Saturday, April 2, 2011

Campeche.

Painting by Paul Cross
Located in the southwestern portion of the Yucatan Peninsula along the Gulf of Mexico, the state of Campeche was named after the ancient Mayan kingdom of Ah Kin Pech (Canpech). The capital city shares its name with the state.

The city of Campeche, formerly known as Villa de San Francisco de Campeche, was founded in 1541 by Francisco Montejo the Younger after several previous failed attempts by his Spanish predecessors.

After Spanish occupation, Campeche was terrorized by pirates and marauders until 1686 when a French engineer by the name of Louis Bouchard de Becour was commissioned to surrounded the city with a wall.

Campeche still has the appearance of a fortress. Historic monuments and buildings, Mayan ruins and the old city wall, which is an eminent example of the Spanish military architecture of the 17th and 18th centuries, all add up to why Campeche was inscribed as UNESCO World Heritage Site in 1999.

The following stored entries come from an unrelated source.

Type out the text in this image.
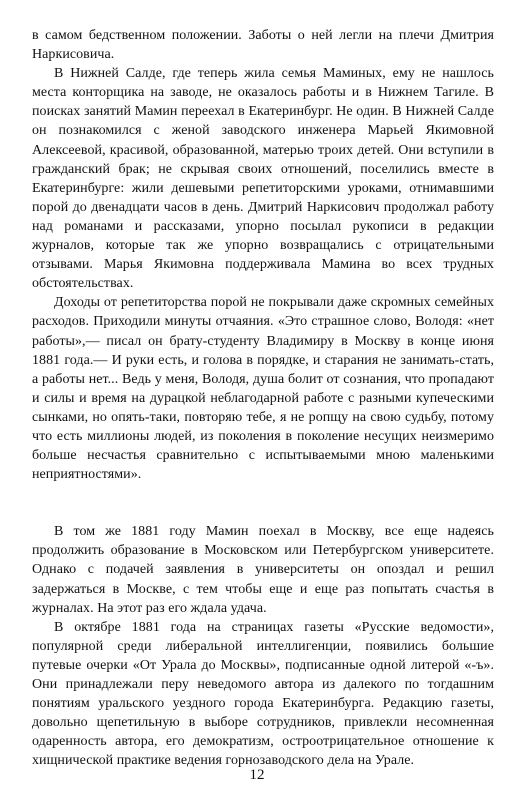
в самом бедственном положении. Заботы о ней легли на плечи Дмитрия Наркисовича.

В Нижней Салде, где теперь жила семья Маминых, ему не нашлось места конторщика на заводе, не оказалось работы и в Нижнем Тагиле. В поисках занятий Мамин переехал в Екатеринбург. Не один. В Нижней Салде он познакомился с женой заводского инженера Марьей Якимовной Алексеевой, красивой, образованной, матерью троих детей. Они вступили в гражданский брак; не скрывая своих отношений, поселились вместе в Екатеринбурге: жили дешевыми репетиторскими уроками, отнимавшими порой до двенадцати часов в день. Дмитрий Наркисович продолжал работу над романами и рассказами, упорно посылал рукописи в редакции журналов, которые так же упорно возвращались с отрицательными отзывами. Марья Якимовна поддерживала Мамина во всех трудных обстоятельствах.

Доходы от репетиторства порой не покрывали даже скромных семейных расходов. Приходили минуты отчаяния. «Это страшное слово, Володя: «нет работы»,— писал он брату-студенту Владимиру в Москву в конце июня 1881 года.— И руки есть, и голова в порядке, и старания не занимать-стать, а работы нет... Ведь у меня, Володя, душа болит от сознания, что пропадают и силы и время на дурацкой неблагодарной работе с разными купеческими сынками, но опять-таки, повторяю тебе, я не ропщу на свою судьбу, потому что есть миллионы людей, из поколения в поколение несущих неизмеримо больше несчастья сравнительно с испытываемыми мною маленькими неприятностями».

В том же 1881 году Мамин поехал в Москву, все еще надеясь продолжить образование в Московском или Петербургском университете. Однако с подачей заявления в университеты он опоздал и решил задержаться в Москве, с тем чтобы еще и еще раз попытать счастья в журналах. На этот раз его ждала удача.

В октябре 1881 года на страницах газеты «Русские ведомости», популярной среди либеральной интеллигенции, появились большие путевые очерки «От Урала до Москвы», подписанные одной литерой «-ъ». Они принадлежали перу неведомого автора из далекого по тогдашним понятиям уральского уездного города Екатеринбурга. Редакцию газеты, довольно щепетильную в выборе сотрудников, привлекли несомненная одаренность автора, его демократизм, остроотрицательное отношение к хищнической практике ведения горнозаводского дела на Урале.

12
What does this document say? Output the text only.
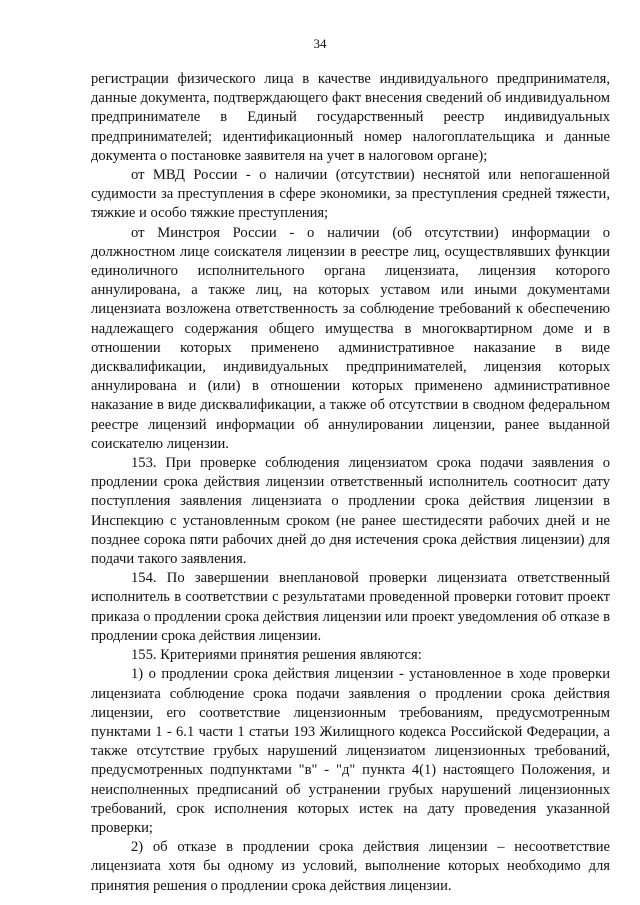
34

регистрации физического лица в качестве индивидуального предпринимателя, данные документа, подтверждающего факт внесения сведений об индивидуальном предпринимателе в Единый государственный реестр индивидуальных предпринимателей; идентификационный номер налогоплательщика и данные документа о постановке заявителя на учет в налоговом органе);

от МВД России - о наличии (отсутствии) неснятой или непогашенной судимости за преступления в сфере экономики, за преступления средней тяжести, тяжкие и особо тяжкие преступления;

от Минстроя России - о наличии (об отсутствии) информации о должностном лице соискателя лицензии в реестре лиц, осуществлявших функции единоличного исполнительного органа лицензиата, лицензия которого аннулирована, а также лиц, на которых уставом или иными документами лицензиата возложена ответственность за соблюдение требований к обеспечению надлежащего содержания общего имущества в многоквартирном доме и в отношении которых применено административное наказание в виде дисквалификации, индивидуальных предпринимателей, лицензия которых аннулирована и (или) в отношении которых применено административное наказание в виде дисквалификации, а также об отсутствии в сводном федеральном реестре лицензий информации об аннулировании лицензии, ранее выданной соискателю лицензии.

153. При проверке соблюдения лицензиатом срока подачи заявления о продлении срока действия лицензии ответственный исполнитель соотносит дату поступления заявления лицензиата о продлении срока действия лицензии в Инспекцию с установленным сроком (не ранее шестидесяти рабочих дней и не позднее сорока пяти рабочих дней до дня истечения срока действия лицензии) для подачи такого заявления.

154. По завершении внеплановой проверки лицензиата ответственный исполнитель в соответствии с результатами проведенной проверки готовит проект приказа о продлении срока действия лицензии или проект уведомления об отказе в продлении срока действия лицензии.

155. Критериями принятия решения являются:

1) о продлении срока действия лицензии - установленное в ходе проверки лицензиата соблюдение срока подачи заявления о продлении срока действия лицензии, его соответствие лицензионным требованиям, предусмотренным пунктами 1 - 6.1 части 1 статьи 193 Жилищного кодекса Российской Федерации, а также отсутствие грубых нарушений лицензиатом лицензионных требований, предусмотренных подпунктами "в" - "д" пункта 4(1) настоящего Положения, и неисполненных предписаний об устранении грубых нарушений лицензионных требований, срок исполнения которых истек на дату проведения указанной проверки;

2) об отказе в продлении срока действия лицензии – несоответствие лицензиата хотя бы одному из условий, выполнение которых необходимо для принятия решения о продлении срока действия лицензии.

The city wall is a predominant feature of the landscape.  At its completion, the wall surrounding the city of Campeche was 2,560 meters in length, forming an irregular hexagon around the main part of the city.

 


Four gates allow entry in to the city.  The two main entrances are the Puerta de Tierra ("Land Gate"), built in 1732, and the Puerta del Mar ("Sea Gate"). The  other gates are Puerta de Gudalupe and Puerta de San Román.

 




Eight bultwarks serve as defensive bastions (bulwarks) on the corners of the wall. These bulwarks now serve different functions.    
Baluarte de Nuestra Señora de la Soledad
  • Baluarte de Santiago. A botanical garden.  
  • Baluarte de San Pedro. Former prison.
  • Baluarte de San Francisco. Protects the Land Gate. Houses a library. 
  • Baluarte de San Juan. Protects the Land Gate.  
  • Baluarte de Nuestra Señora de la Soledad. Also protects the Sea Gate. It is the largest one and holds the Museum of City History. 
  • Baluarte de San Carlos. Houses the City Museum. This fort was the first one built. Protects the Sea Gate. 
  • Baluarte de Santa Rosa.
Two main forts protected the city from two nearby hills on each side, the forts of San José el Alto (built in 1762) and San Miguel. These forts gave long-range artillery coverage and served also as look-outs. They were built before the walls of the city. Today, the fort of San Miguel is used as a museum and houses a collection of pre-Hispanic items and the of San José houses a collection of boats and weapons of the period.

Located 60 km (37 miles) southwest of the Campeche lie the Mayan ruins of Edzna one of the most advanced Mayan cities of its time.

Edzna is a Mayan name which means "House of the Grimaces". The city was founded around 600 to 300 BC as a small agricultural community. Edzna reached its most important era as a grand regional capital between 600 and 900 AD.

According to archeologists, Edzna is one of the most interesting Mayan cities because of technological advances developed there including an advanced system of hydraulic works and a sophisticated water drainage system.

Camarones al coco
Aside from its fortifications, Spanish colonial buildings, and Mayan ruins, Campeche is also known for its cuisine which is mix of Spanish and Mayan influences. Being a coastal city, seafood is king. Dishes such as camarones al coco (coconut shrimp),  pan de cazon (shark bake with tortilla, beans and salsa) and believe it or not, shark stuffed chilies are common items on restaurant menus.Yum!

I'm seeing a meal of wonderful seafood to close out my day sightseeing in Campeche!